Manualized, present-focused approaches to trauma, such as Seeking Safety (Najavits, Citation2002), have been effective with offenders without causing distress or decompensation that requires attention from prison mental health staff (Najavits, Citation2006). By addressing trauma in terms of current impact, symptoms, related problems (e.g., substance abuse), building psychoeducation, and increasing safe coping skills, such a model can address trauma directly but without requiring the client to explore distressing memories. This “best of both worlds” approach (targeting trauma and related impacts, but in present-focused safe ways) can be ideal in prison settings. Past-focused models, such as exposure therapy (Foa, Hembree & Rothbaum, Citation2007), may be evidence-based models for PTSD, but have a real risk of emotionally destabilizing inmates who are already vulnerable. The security response to such destabilization can set the cycle of re-traumatization in motion. In the current climate, prison environments are likely best suited to present-focused approaches, given the unmet need for more mental health training, staffing limitations, and the typical lack of funding for additional formally trained and supervised staff required for past-focused PTSD treatments such as exposure therapy. Past-focused therapies may never be embraced as safe by staff, nor are all inmates likely to acquire the requisite level of readiness and trust of prison clinical staff to benefit from them. Present-focused approaches such as Seeking Safety can be done by a far broader range of staff, do not necessarily require formal training, are extremely low-cost to implement, and are known to be safe.
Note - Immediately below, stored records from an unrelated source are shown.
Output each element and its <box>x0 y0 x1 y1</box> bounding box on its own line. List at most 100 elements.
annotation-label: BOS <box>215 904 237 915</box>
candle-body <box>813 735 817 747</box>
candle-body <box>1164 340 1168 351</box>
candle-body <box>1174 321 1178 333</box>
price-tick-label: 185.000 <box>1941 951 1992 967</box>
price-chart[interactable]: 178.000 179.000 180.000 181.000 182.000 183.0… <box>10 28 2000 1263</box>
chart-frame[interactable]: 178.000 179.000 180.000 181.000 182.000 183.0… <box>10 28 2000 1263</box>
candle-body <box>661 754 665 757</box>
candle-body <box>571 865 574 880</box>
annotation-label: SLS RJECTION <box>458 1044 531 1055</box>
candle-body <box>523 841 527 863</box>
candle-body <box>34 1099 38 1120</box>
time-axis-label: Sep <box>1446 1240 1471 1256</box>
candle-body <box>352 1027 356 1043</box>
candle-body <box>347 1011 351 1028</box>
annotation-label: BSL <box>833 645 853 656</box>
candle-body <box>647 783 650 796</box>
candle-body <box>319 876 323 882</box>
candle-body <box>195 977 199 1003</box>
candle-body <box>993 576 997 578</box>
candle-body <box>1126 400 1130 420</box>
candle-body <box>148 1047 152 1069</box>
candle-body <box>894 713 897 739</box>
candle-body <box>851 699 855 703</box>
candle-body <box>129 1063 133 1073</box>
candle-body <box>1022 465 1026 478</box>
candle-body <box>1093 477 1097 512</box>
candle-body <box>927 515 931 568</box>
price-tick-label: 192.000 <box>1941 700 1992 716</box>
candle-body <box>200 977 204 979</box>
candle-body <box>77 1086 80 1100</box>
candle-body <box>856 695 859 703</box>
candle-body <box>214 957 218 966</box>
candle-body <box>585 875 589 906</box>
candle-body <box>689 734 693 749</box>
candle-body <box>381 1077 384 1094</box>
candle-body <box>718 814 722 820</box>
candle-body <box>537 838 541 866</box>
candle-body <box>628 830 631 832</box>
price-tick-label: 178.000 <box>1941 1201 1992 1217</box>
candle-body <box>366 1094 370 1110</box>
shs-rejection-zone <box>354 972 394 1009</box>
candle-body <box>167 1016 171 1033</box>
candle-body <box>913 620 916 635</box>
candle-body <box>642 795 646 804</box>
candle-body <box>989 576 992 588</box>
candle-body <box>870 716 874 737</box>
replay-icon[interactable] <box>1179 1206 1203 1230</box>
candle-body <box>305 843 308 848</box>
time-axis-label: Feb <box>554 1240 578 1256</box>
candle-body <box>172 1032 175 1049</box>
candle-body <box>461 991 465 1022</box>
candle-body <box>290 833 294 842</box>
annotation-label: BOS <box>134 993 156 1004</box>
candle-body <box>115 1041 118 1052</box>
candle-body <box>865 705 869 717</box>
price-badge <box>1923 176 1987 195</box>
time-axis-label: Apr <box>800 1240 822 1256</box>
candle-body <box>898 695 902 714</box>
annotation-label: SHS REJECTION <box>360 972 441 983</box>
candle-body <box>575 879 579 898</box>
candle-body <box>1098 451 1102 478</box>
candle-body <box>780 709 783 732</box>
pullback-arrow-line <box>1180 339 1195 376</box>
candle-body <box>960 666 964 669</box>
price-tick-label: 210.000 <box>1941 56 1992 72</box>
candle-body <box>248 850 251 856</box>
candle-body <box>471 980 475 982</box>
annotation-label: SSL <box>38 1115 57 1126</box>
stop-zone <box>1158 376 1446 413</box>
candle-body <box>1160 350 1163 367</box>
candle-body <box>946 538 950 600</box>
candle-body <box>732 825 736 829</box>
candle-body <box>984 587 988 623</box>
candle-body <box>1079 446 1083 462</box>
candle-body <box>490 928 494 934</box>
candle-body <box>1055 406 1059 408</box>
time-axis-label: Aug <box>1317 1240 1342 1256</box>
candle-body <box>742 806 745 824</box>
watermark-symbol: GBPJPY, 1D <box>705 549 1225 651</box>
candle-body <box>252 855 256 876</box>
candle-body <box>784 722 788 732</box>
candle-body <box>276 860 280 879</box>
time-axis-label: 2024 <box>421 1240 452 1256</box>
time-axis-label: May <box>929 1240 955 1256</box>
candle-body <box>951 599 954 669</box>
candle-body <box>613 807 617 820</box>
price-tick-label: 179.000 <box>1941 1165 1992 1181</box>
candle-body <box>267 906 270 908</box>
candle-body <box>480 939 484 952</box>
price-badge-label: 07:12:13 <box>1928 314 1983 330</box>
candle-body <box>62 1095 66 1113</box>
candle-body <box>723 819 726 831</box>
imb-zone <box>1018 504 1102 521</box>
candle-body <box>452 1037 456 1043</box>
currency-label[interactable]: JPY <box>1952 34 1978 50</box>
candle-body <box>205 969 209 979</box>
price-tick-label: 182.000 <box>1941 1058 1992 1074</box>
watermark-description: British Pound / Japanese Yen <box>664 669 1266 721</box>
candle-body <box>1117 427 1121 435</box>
TICC is possible in prison settings

There is sometimes great reluctance to open the trauma “can of worms” given the prison environment and the limited clinical resources available. Yet, trauma-informed correctional care and staff training can go a long way toward creating an environment conducive to rehabilitation and staff and institutional safety. Trauma-informed principles are helpful regardless of whether the institution chooses to make trauma-specific clinical intervention available to inmates. However, it can be noted that trauma-specific interventions have been found to be more powerful than trauma-informed interventions (Morrissey et al., 2005), and thus ideally making both available will result in greater success in prison settings. It is important to remember that prison staff is legally responsible for medical care for inmates and must provide appropriate treatment, including mental health services. The use of TICC can provide a contextual foundation that strengthens the prison setting to provide effective help in increasing pro-social coping skills, creating a calm and safe prison environment, reducing adverse events, and aiding staff morale, all of which can lead to better offender rehabilitation outcomes.

Conflict of interest and funding

There is no conflict of interest for any of the authors.